Can you give us an idea of what a typical session is like in one of these CAR classes?
As students are working on their own or maybe in pairs or small groups, I’m walking around the classroom being friendly. Part of this is taking time for the students to get to know me and trust me–that I might be helpful to them and that I’m a friend to them. I also look around for students who aren’t actively involved in the assignment and approach them in a gentle way. For example, I might stand by them for a little while and I may ask them if they want help. But I can see if I can help them on something they’ve already started doing. If they’re looking at part of the assignment and maybe they don’t really understand what’s being asked, so I can ask them to explain to me what they’re doing. If they haven’t even gotten started yet, I can gently encourage them to pull up the assignment on their laptop or get out the worksheet and start looking at it and tell me about the assignment.
Do you want to say anything about what it’s like because these students get to know you?
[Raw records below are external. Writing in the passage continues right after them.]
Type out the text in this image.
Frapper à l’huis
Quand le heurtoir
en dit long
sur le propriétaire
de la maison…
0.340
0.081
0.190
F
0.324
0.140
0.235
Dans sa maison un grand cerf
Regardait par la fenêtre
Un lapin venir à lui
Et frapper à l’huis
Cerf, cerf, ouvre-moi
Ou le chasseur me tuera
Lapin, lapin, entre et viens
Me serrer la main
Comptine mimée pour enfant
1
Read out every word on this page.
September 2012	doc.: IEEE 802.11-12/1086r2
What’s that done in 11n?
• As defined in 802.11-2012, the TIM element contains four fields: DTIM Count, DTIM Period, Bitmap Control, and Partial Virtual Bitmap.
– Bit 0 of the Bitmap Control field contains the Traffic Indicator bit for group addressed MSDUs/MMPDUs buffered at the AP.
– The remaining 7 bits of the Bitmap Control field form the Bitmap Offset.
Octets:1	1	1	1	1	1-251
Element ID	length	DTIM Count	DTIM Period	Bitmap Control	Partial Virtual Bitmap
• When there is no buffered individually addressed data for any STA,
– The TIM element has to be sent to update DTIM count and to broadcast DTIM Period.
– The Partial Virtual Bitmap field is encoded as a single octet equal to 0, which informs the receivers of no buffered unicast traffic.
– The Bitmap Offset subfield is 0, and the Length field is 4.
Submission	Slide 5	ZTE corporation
It makes a huge difference! They’re used to having me around. If I haven’t helped them yet, they’ve seen me work with other students. It really helps to build trust and I find I can be more helpful as the semester goes on.
You work with a lot of students who are English Language Learners. What is that in terms of a challenge for them and a challenge for you?
Well obviously it’s a big challenge for them. The teachers empathize and are aware of it. If I’m working with a student and I notice words that I think would be difficult to know, I ask them if they understand them. This way, I can help define them or help the student find the definition. Sometimes I help to translate whatever it is into colloquial English. I do know a little Spanish. Depending on the student’s personality, sometimes it becomes an ongoing interaction where they’re teaching me and I’m teaching them.
Do you want to speak on something that you’re proud of or what keeps you mentoring?
Like I mentioned in the beginning, I really enjoy getting to know the students. I care about them. I really wish them the best. It feels great seeing them achieve, to point it out to them, even though they don’t always acknowledge it. But I try to point out how well they’re doing. I can congratulate them.